- 1 shallot
- 1 garlic clove
- 25g ginger
- 4 cherry tomatoes
- 1 tbsp olive oil
- 1 tsp smoked paprika
- 1 star anise
- 1 ripe mango
- 1 tbsp tamari
- Sea salt, to taste
This sauce makes a great marinade for chicken. Pour it over chicken drumsticks, thighs or wings and leave them to marinate overnight in the fridge, keeping a few spoonfuls back for later. Lift out of the marinade and roast, bake or barbecue, brushing the chicken with the marinade you kept separate halfway through cooking.
1. Peel and thinly slice the shallot. Peel and grate the garlic and ginger. Roughly chop 4 cherry tomatoes.
2. Put a small pan on a meidum heta for 1 min. Drizzle in 1 tsp oil. Add the shallot and cook for 2 mins.
3. Add the garlic, ginger and cherry tomatioes to the pan. Sprinkle in the smoked paprika and drop in the star anise. Pour in 1 tbsp tamari and 200ml boiling water. Simmer, lid on, for 5 mins.
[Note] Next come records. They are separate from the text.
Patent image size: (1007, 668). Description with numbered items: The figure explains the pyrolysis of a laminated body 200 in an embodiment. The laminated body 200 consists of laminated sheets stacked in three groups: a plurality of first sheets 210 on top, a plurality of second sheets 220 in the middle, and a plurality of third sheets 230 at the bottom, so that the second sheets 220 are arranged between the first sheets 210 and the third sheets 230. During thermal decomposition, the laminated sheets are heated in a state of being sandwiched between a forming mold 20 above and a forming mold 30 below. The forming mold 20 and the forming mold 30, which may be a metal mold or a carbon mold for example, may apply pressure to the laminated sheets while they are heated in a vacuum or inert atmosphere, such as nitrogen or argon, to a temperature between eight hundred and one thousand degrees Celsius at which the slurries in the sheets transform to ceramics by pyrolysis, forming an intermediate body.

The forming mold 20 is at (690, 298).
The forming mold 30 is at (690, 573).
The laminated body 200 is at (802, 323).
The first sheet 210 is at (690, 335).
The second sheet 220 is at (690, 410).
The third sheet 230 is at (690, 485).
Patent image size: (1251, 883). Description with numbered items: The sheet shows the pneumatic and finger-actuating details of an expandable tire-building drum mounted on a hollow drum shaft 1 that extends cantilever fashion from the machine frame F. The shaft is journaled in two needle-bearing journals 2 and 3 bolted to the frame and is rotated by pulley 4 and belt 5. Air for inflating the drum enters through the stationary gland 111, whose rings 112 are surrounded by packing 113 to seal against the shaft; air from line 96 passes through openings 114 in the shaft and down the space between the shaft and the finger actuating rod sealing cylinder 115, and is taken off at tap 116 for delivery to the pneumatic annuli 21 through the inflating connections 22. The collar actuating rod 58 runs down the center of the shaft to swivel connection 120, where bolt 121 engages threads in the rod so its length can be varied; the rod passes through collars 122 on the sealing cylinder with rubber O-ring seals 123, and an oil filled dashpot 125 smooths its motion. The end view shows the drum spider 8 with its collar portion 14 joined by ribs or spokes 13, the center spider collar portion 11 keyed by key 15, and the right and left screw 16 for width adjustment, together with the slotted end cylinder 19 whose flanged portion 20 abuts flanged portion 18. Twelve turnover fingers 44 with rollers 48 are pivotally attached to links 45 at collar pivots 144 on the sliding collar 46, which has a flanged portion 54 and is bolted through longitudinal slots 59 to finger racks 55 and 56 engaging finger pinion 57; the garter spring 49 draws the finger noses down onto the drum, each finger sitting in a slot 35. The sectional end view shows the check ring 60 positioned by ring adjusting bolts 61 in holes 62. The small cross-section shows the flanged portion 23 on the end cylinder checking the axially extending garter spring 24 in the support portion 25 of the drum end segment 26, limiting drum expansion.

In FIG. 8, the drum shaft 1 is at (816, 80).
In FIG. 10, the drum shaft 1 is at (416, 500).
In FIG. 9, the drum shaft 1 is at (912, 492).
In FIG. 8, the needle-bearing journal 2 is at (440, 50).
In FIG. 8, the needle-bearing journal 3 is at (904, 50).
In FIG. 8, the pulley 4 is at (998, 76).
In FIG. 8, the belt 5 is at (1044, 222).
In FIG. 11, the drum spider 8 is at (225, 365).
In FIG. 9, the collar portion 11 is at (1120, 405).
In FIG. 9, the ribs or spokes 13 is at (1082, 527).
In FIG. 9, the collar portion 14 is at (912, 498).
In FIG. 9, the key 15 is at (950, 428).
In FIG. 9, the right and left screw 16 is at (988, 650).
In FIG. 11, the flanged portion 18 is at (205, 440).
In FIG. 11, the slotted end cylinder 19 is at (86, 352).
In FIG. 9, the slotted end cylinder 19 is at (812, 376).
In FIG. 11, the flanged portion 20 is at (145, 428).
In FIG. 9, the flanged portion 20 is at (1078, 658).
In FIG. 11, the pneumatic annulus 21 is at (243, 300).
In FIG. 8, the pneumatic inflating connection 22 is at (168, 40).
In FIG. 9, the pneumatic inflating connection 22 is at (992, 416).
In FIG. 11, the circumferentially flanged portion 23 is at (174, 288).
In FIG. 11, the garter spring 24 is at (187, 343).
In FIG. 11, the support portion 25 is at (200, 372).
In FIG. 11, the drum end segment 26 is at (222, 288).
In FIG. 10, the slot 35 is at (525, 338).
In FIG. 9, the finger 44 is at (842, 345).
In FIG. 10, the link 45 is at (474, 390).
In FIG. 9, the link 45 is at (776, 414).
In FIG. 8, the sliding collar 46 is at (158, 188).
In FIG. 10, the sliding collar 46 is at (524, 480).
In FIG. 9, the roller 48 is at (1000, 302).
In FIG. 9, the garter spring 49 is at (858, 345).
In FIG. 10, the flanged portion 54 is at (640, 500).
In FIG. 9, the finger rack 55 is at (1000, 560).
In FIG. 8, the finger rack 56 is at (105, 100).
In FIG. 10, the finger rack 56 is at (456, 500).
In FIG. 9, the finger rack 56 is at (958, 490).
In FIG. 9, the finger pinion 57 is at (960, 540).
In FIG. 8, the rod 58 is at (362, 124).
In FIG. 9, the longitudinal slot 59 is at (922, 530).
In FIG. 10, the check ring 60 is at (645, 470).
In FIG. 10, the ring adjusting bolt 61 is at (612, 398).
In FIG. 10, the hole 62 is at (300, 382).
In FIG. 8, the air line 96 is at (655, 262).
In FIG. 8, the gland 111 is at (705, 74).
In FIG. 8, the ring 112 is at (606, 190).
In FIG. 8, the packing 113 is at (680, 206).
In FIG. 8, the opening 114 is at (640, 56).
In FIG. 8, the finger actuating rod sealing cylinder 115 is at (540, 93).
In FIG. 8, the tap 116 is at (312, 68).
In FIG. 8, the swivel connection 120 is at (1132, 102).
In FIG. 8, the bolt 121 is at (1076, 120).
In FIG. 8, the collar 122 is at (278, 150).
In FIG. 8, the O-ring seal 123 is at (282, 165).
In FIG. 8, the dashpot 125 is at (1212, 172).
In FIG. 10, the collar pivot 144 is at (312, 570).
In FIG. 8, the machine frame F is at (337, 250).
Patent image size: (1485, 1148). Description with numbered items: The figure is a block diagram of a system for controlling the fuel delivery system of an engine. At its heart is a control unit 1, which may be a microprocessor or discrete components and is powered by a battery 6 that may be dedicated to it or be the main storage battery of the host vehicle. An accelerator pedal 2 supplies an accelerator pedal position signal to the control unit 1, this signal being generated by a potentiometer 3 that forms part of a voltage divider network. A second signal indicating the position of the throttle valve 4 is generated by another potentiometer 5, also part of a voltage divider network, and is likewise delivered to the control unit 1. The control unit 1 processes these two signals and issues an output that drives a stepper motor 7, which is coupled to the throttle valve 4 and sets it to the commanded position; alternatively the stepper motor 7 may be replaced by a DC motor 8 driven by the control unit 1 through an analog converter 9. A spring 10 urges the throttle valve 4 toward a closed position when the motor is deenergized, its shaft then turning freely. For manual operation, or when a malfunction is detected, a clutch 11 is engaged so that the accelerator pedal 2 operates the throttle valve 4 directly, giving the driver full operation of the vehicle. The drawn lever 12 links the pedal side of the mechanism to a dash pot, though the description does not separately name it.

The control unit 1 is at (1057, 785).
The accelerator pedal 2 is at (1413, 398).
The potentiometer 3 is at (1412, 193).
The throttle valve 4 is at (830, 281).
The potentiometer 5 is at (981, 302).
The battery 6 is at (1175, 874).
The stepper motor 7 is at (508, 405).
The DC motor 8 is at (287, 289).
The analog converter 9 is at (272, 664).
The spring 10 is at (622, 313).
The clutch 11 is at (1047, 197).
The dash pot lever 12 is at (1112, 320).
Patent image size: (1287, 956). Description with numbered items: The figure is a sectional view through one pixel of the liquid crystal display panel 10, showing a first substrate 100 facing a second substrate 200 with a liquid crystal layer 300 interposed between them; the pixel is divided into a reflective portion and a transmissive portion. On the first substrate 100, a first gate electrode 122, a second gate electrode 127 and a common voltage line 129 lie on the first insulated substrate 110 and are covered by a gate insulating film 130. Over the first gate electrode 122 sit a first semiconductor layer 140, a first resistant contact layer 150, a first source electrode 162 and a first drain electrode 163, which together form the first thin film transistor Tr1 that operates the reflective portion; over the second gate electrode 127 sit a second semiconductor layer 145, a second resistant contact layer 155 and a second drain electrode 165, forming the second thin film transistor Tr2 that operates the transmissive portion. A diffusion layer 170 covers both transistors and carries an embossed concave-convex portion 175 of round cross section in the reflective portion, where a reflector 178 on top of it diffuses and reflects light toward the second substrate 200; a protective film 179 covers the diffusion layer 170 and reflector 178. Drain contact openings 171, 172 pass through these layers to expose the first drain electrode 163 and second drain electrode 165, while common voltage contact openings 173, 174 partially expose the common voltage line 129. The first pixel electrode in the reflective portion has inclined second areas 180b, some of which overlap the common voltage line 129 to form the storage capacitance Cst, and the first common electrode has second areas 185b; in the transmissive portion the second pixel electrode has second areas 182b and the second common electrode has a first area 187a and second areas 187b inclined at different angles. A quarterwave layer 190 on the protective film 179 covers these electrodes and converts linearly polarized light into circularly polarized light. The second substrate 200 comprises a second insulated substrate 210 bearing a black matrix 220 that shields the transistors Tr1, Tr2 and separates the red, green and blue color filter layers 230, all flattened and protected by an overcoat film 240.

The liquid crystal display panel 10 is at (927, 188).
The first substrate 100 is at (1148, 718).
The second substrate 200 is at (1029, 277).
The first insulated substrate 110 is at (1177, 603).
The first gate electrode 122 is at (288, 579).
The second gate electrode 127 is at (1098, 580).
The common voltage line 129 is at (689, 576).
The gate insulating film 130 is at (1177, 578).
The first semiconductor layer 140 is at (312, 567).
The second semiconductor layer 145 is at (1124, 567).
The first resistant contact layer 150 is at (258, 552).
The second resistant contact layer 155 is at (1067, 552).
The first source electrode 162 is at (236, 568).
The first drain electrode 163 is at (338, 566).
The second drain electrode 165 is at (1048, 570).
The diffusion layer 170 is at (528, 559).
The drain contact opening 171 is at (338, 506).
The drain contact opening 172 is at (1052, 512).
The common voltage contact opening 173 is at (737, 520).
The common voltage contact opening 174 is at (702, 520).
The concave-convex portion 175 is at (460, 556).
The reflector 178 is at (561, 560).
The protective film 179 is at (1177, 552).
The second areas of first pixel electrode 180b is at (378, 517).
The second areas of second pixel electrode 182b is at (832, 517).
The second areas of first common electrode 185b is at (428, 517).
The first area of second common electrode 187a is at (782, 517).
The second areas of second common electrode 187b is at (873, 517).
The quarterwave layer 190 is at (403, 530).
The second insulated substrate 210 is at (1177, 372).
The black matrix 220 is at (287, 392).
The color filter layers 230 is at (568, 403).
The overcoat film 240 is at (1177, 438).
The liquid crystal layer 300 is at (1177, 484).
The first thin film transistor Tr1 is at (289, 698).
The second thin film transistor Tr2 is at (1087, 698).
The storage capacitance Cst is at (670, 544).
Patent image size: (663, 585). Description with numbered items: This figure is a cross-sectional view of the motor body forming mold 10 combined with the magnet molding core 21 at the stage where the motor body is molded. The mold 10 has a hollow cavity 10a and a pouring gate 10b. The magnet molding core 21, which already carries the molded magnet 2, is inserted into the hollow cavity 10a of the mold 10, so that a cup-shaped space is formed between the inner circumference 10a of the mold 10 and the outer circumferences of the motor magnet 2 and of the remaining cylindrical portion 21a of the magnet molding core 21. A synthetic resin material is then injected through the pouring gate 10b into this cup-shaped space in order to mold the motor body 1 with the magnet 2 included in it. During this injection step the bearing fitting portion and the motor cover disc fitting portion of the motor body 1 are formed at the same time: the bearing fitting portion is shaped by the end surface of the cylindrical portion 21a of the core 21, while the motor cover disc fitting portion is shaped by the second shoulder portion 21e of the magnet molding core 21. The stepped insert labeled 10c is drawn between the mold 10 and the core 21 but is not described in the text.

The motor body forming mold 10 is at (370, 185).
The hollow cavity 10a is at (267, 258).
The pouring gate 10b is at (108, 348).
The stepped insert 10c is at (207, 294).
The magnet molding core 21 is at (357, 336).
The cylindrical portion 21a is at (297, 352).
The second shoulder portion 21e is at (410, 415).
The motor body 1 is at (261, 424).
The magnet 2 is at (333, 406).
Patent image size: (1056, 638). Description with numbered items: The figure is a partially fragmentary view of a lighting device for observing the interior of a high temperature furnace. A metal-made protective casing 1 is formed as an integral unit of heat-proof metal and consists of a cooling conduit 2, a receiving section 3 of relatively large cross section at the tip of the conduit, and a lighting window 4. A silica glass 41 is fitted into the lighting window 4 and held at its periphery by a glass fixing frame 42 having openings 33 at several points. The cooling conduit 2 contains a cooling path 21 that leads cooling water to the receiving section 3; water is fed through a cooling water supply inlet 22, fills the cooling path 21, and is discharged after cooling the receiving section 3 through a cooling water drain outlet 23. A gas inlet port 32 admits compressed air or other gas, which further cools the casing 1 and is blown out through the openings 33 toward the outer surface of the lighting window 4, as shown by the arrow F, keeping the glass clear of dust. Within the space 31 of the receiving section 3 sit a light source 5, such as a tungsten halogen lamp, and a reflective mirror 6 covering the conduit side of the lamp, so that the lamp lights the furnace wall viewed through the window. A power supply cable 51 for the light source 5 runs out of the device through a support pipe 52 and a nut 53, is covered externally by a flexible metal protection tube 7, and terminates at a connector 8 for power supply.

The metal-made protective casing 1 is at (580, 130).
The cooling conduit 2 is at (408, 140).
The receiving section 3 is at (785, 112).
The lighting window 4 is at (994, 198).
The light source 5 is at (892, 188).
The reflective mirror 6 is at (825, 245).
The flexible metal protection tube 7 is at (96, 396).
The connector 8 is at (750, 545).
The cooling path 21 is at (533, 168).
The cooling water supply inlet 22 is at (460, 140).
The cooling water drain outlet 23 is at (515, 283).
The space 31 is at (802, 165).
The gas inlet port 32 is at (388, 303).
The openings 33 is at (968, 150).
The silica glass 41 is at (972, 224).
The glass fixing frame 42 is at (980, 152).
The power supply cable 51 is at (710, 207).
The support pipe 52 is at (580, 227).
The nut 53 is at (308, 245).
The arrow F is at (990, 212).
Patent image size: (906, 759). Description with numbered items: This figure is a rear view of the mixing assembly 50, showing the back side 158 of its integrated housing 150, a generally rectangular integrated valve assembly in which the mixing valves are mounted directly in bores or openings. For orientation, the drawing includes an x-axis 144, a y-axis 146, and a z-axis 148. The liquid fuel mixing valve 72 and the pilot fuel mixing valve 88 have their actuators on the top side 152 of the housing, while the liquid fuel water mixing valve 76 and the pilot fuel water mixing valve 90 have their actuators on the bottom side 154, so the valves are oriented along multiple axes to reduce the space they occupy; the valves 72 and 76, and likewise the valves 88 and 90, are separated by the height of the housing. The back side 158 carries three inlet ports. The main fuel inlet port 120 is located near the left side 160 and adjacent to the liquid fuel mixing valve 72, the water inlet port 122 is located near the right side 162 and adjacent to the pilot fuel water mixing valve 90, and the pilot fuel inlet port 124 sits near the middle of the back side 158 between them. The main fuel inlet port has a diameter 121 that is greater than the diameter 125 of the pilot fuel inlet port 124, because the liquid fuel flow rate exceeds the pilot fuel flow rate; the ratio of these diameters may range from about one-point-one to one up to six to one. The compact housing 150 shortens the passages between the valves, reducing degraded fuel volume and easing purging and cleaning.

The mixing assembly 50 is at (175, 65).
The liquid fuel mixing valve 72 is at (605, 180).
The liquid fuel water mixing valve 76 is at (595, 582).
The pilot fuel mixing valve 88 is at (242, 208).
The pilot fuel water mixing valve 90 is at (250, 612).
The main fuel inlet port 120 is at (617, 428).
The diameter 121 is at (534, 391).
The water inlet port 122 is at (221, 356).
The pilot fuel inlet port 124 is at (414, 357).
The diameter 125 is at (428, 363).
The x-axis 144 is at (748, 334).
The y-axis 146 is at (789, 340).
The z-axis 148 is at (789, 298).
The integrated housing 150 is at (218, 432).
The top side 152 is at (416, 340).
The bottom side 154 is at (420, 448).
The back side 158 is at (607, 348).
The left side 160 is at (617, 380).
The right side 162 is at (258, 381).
4. Peel the mango and slice the fat cheeks off the stone. Slice the rest of the flesh from the stone. Roughly chop the flesh. Add to the pan. Cover. Cook for 10 mins till everything is soft. Stir now and then to help break the mango up.
5. You can leave the sauce chunky, or take the pan off the heat and fish out the star anise. Let it cool, then use a hand-held blender to blitz it. Taste and add a pinch of salt if you think it needs it.